Revestidos de dignidad y custodiados por la esperanza

En estos días en que hay tantísimas personas afectadas por el «coronavírus» en casi todos los lugares del mundo, el sistema sanitario se ha visto «desbordado» de repente. Según pasan los días y hay más y más personas enfermando, se van actualizando los protocolos para atender a aquellos que lo requieren y hace ya algunos días (al menos en España) en esos protocolos se nombra el «valor social» de las vidas de las personas, para priorizar, llegado el caso (y sin lugar a dudas, ya ha llegado hace días) a quién tratar con más ahínco y a quién no, a quién hospitalizar y a quién no, a quién poner un respirador y a quién no. Me pregunto: ¿Qué valor social tiene una vida? Y la respuesta que le doy a esa pregunta que me hago es «ninguno». Pues no somos algo, no somos cosas, como para tener un valor, un precio.
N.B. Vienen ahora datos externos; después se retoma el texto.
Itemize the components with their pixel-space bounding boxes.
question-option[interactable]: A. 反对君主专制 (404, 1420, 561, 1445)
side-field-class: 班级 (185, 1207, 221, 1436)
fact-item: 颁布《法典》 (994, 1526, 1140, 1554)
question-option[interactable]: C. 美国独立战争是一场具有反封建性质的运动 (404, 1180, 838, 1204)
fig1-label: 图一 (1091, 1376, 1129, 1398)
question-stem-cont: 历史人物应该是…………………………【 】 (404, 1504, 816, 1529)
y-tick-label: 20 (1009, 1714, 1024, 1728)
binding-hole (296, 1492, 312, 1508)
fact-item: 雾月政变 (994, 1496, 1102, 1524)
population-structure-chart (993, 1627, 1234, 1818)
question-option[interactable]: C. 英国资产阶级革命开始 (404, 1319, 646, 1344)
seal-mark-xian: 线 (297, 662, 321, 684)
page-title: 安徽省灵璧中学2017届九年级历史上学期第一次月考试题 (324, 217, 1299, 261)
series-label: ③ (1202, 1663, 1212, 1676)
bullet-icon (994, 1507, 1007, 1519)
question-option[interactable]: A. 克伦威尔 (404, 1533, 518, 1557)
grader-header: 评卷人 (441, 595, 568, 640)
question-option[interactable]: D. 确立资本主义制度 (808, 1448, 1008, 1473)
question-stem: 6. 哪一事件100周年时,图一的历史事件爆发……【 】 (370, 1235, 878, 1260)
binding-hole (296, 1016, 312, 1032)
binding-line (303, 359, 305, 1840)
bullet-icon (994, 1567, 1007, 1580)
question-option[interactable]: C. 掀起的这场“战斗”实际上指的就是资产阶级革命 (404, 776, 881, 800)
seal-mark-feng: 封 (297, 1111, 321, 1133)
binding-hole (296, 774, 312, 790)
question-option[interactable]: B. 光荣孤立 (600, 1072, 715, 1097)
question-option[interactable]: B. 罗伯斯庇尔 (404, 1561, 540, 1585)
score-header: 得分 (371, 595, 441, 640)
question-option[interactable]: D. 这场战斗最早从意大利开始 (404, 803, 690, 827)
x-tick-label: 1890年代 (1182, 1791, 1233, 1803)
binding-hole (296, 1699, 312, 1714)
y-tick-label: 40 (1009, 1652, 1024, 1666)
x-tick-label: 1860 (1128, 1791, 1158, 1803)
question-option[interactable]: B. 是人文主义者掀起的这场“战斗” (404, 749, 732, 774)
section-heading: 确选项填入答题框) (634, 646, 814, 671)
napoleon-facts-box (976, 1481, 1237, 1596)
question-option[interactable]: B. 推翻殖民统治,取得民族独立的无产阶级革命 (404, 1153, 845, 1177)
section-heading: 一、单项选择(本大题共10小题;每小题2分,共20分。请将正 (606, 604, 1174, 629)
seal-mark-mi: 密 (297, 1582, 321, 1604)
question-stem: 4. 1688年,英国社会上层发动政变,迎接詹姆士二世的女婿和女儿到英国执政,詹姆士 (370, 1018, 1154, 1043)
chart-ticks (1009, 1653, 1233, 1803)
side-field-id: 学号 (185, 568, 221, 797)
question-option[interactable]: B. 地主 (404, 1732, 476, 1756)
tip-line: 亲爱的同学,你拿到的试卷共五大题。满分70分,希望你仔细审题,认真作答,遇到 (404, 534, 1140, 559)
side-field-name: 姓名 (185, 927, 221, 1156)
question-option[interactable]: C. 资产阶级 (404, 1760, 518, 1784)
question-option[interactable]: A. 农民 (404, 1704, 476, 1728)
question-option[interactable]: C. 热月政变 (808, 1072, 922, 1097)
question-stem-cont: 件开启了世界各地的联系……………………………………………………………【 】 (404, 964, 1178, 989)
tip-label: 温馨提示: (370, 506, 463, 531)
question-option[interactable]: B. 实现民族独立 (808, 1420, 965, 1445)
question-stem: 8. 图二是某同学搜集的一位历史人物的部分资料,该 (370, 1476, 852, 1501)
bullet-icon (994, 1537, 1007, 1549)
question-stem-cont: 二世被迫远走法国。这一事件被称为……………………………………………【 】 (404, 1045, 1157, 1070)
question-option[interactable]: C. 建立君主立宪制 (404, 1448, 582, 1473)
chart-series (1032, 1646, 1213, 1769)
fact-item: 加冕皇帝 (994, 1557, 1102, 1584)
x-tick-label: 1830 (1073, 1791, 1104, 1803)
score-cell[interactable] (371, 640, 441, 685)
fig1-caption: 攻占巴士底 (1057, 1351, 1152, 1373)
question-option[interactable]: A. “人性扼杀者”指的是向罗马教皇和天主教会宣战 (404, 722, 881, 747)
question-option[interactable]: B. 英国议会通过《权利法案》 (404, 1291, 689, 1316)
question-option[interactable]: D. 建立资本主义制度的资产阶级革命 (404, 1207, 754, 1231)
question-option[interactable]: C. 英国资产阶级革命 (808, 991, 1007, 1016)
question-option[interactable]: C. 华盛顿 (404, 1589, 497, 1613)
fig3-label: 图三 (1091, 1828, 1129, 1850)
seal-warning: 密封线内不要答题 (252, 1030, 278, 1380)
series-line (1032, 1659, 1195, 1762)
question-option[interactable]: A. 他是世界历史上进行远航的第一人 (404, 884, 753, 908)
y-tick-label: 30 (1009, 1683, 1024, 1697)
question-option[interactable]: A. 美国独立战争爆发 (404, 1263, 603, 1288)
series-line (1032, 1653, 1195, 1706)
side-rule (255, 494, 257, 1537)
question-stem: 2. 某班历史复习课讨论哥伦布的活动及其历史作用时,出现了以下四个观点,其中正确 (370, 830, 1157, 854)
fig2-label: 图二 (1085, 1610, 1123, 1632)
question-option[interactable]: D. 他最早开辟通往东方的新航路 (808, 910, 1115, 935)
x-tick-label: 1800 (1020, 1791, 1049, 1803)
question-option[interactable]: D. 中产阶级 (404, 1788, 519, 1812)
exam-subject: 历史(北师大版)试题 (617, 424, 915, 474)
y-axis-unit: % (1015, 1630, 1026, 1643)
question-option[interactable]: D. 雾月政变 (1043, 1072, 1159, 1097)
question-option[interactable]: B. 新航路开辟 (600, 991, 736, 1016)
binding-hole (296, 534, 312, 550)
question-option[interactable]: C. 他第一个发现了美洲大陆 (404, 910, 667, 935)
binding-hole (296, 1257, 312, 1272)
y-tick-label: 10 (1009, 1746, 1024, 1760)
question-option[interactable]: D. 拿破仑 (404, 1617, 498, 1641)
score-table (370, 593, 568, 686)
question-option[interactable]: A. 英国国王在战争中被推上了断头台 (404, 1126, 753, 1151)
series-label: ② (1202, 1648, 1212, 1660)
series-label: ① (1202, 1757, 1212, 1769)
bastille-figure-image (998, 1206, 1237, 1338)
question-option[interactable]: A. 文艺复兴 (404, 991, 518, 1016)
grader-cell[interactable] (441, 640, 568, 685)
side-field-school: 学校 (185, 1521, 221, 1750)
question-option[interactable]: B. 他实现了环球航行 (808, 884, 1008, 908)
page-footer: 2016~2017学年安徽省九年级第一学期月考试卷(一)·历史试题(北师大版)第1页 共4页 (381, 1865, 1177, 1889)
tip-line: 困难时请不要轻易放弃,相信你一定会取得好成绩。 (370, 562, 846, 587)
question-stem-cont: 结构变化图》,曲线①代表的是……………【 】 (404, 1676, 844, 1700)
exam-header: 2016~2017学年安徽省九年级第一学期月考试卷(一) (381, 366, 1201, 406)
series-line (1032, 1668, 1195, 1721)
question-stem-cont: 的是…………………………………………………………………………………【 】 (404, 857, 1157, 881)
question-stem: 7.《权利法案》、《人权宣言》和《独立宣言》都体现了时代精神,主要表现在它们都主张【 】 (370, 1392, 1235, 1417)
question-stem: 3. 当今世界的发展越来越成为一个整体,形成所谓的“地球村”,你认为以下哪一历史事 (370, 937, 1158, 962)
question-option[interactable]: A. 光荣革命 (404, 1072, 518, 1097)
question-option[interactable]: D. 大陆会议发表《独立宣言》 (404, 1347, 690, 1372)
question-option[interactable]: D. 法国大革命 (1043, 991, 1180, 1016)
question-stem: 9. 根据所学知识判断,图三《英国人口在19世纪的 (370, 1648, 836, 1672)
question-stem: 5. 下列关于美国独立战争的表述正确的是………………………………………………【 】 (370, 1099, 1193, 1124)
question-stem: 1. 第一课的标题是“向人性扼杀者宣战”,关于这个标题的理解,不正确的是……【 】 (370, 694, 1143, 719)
El valor no es social, es un valor es un sí mismo, pues cada vida es un fin, y no se puede comparar con nadie más, ni baremar en función de un «valor social». Eso es un pensamiento utilitario, materialista, de la vida, de las relaciones y, sobretodo, de las personas.

Digamos la verdad, es tiempo de franqueza absoluta: que los medios no son suficientes (por el motivo que sea), que la gestión es la que es (mejor o peor), que «nos ha pillado el toro» y no llegamos a todos…..pero por favor, no digamos nunca que unas vidas tienen más derecho a vivir que otras, que tienen más valor que otras, más sentido que otras.

Me niego a que se ponga valor a cualquier vida, a no ser que ese valor sea todo el del mundo, pero nunca menos. Sin comparar unos con otros, pues no se puede comparar algo que no admite comparación.

Ser persona es ser digno. Desde que una vida existe, desde que somos concebidos, somos «revestidos» de dignidad. Es por ello, por esa dignidad, que la vida de cada persona es inviolable, irrepetible, «sagrada», única. La mía y la de todos.

Prefiero ver en cada persona, y en mí misma, que somos dignos desde el início de nuestra existencia, durante toda ella y hasta el final. Porque no «se tiene» (más o menos) dignidad, sino que se «es digno» y eso no dependende de la mirada social o personal que tengamos sobre los demás.

El problema, a mi modo de ver, es que ese significado original de «dignidad» se ha ido «mancillando» (como tantas otras cosas) utilizando este término como sinónimo de otras palabras y que «bareman» el nivel de dignidad de alguien según sus méritos, sus comportamientos, sus cargos de cara a la sociedad, las capacidades y tantas otras cosas, como si la dignidad fuera algo «sobrevenido». Para mí, ese uso de dignidad es peligrosísimo y eso es lo que está ocurriendo ahora, de manera patente, y sutilmente, desde hace mucho.

No quitamos ni ponemos dignidad a nadie, no aumentamos ni disminuímos dignidad a nadie. Lo que hacemos es proteger y cuidar nuestra dignidad y la de los demás o atacarla, mancillarla, vulnerarla.

En estas semanas, intuyo que habrá muchos que estarán asustados por lo que está ocurriendo. Habrá muchos que estarán hospitalizados a la espera de curarse y hay muchas personas que estarán muriéndose. Para estas personas y sus familiares, el tiempo cobra un significado casi sagrado, o sagrado del todo.

Creo firmemente que aún en la espera, en el miedo y en el sufrimiento, si uno se siente amado (por el amor humano y divino), esos tiempos se hacen mucho más livianos o menos angustiosos, porque vienen custodiados por la esperanza y la esperanza no defrauda.

«Soy amado, luego existo». He sido amado, luego he existido.

Hoy, como proclama el lema de esta bonita revista, «nada humano me es ajeno», nos es ajeno.